De zondagavond, die voorheen nogal mager bezet was, werd daarmee een succesformule. “Dat is het leuke: we hebben het slechtst lopende moment van de week omgeturnd tot iets heel waardevols”, zegt Rijnbeek. “Het is een andere dynamiek. Iedereen vindt het leuk. En wij verspillen niks.”
Volgens Drijfhout past deze aanpak bij zijn manier van koken. “Ik hou van improviseren, werken met wat er is. Het vraagt creativiteit, maar het levert vaak de mooiste gerechten op. En het dwingt je om na te denken: wat gooi je weg, en waarom?”
De tekst gaat verder onder de afbeeldingen.
Op het terrein van De Slotplaats staat ook het Koetshuis, waar ze zeven dagen per week lunch serveren en lokale producten verkopen, zoals handgemaakte artikelen en biologische producten uit de regio; ijsjes, sappen en jam. “Je kunt er eten én iets moois mee naar huis nemen”, zegt Rijnbeek. “Het is echt een belevingsplek geworden.”

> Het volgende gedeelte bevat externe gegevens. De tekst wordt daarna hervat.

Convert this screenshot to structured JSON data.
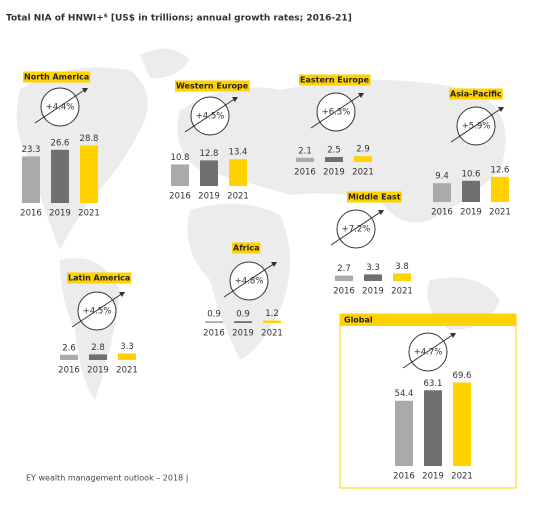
{
  "title": "Total NIA of HNWI+⁶ [US$ in trillions; annual growth rates; 2016-21]",
  "source": "EY wealth management outlook – 2018 |",
  "chart_data": [
    {
      "type": "bar",
      "title": "North America",
      "annotation": "+4.4%",
      "categories": [
        "2016",
        "2019",
        "2021"
      ],
      "values": [
        23.3,
        26.6,
        28.8
      ],
      "colors": [
        "#aaaaaa",
        "#707070",
        "#ffd200"
      ]
    },
    {
      "type": "bar",
      "title": "Western Europe",
      "annotation": "+4.5%",
      "categories": [
        "2016",
        "2019",
        "2021"
      ],
      "values": [
        10.8,
        12.8,
        13.4
      ],
      "colors": [
        "#aaaaaa",
        "#707070",
        "#ffd200"
      ]
    },
    {
      "type": "bar",
      "title": "Eastern Europe",
      "annotation": "+6.3%",
      "categories": [
        "2016",
        "2019",
        "2021"
      ],
      "values": [
        2.1,
        2.5,
        2.9
      ],
      "colors": [
        "#aaaaaa",
        "#707070",
        "#ffd200"
      ]
    },
    {
      "type": "bar",
      "title": "Asia-Pacific",
      "annotation": "+5.9%",
      "categories": [
        "2016",
        "2019",
        "2021"
      ],
      "values": [
        9.4,
        10.6,
        12.6
      ],
      "colors": [
        "#aaaaaa",
        "#707070",
        "#ffd200"
      ]
    },
    {
      "type": "bar",
      "title": "Middle East",
      "annotation": "+7.2%",
      "categories": [
        "2016",
        "2019",
        "2021"
      ],
      "values": [
        2.7,
        3.3,
        3.8
      ],
      "colors": [
        "#aaaaaa",
        "#707070",
        "#ffd200"
      ]
    },
    {
      "type": "bar",
      "title": "Africa",
      "annotation": "+4.8%",
      "categories": [
        "2016",
        "2019",
        "2021"
      ],
      "values": [
        0.9,
        0.9,
        1.2
      ],
      "colors": [
        "#aaaaaa",
        "#707070",
        "#ffd200"
      ]
    },
    {
      "type": "bar",
      "title": "Latin America",
      "annotation": "+4.5%",
      "categories": [
        "2016",
        "2019",
        "2021"
      ],
      "values": [
        2.6,
        2.8,
        3.3
      ],
      "colors": [
        "#aaaaaa",
        "#707070",
        "#ffd200"
      ]
    },
    {
      "type": "bar",
      "title": "Global",
      "annotation": "+4.7%",
      "categories": [
        "2016",
        "2019",
        "2021"
      ],
      "values": [
        54.4,
        63.1,
        69.6
      ],
      "colors": [
        "#aaaaaa",
        "#707070",
        "#ffd200"
      ]
    }
  ]
}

Op De Slotplaats geven ze regelmatig rondleidingen, workshops en masterclasses, ook voor artsen en zorgprofessionals. “De huisarts in het dorp is bezig met leefstijl en voeding als preventieve zorg”, vertelt Rijnbeek. “Ze bracht basisartsen bij ons langs, die in hun opleiding maar anderhalf uur voedingsleer krijgen. Dan zie je ze echt denken: wow, dit verhaal kenden we nog niet.”
De tekst gaat verder onder de afbeelding.
Het team van De Slotplaats is klein. Bewust. “We hebben afscheid genomen van medewerkers die onze visie niet deelden”, zegt Drijfhout. “We willen mensen om ons heen die snappen waarom die eetbare bloemen op het bord liggen. Niet alleen omdat het mooi staat, maar omdat ze rijk zijn aan antioxidanten.”
Ze hebben het bewust kleiner gemaakt: drie piekmomenten in het restaurant (vrijdagavond, zaterdagavond en zondag), zeven dagen lunch in het Koetshuis. Dat betekent minder personeel, minder energieverbruik en meer grip. “Ik kan niet vijf dagen per week van tien tot tien op de vloer staan”, zegt Rijnbeek. “We hebben ook een jong gezin. Dit model past bij ons leven en bij onze visie.”
De kosten zijn zo beter te beheersen. Maar gemakkelijk is het niet. “Onze biologische boter kost 14 euro per kilo. Daar maak je geen winst op”, zegt Drijfhout. “We maken duurzame, maar dure keuzes. Dat voelt soms oneerlijk. Gezond eten zou de norm moeten zijn.”
Drijfhout merkt op dat het aanbod van de natuur vaak precies aansluit op wat mensen nodig hebben. “In onze tuin groeit hondsdraf, een plantje met paarse bloemetjes. We gebruiken het in jus, maar het staat ook symbool voor jezelf uitspreken. Alsof de natuur je iets probeert te zeggen.”
Het verhaal wordt niet altijd meteen begrepen. Toch voelen ze zich “gedragen”. Door vaste gasten, collega’s met belangstelling en een groeiende groep mensen die ‘het verhaal’ wil horen. “We zijn misschien pioniers”, zegt Rijnbeek. “Maar we geloven in wat we doen. En we zien dagelijks dat het werkt.”
De band met boeren en de bodem is diep. Beide ondernemers hebben wortels in de agrarische wereld, en ze zetten zich actief in voor lokale teeltprojecten. Zo werken ze met akkerbouwers die naakte haver verbouwen, een oud gewas dat goed is voor de biodiversiteit én geschikt voor consumptie. “Voor boeren is het normaal een tussengewas waar ze niets aan verdienen”, legt Rijnbeek uit. “Maar als we daar een markt voor creëren, kan het ineens waardevol worden. En dat maakt kringlooplandbouw echt mogelijk.”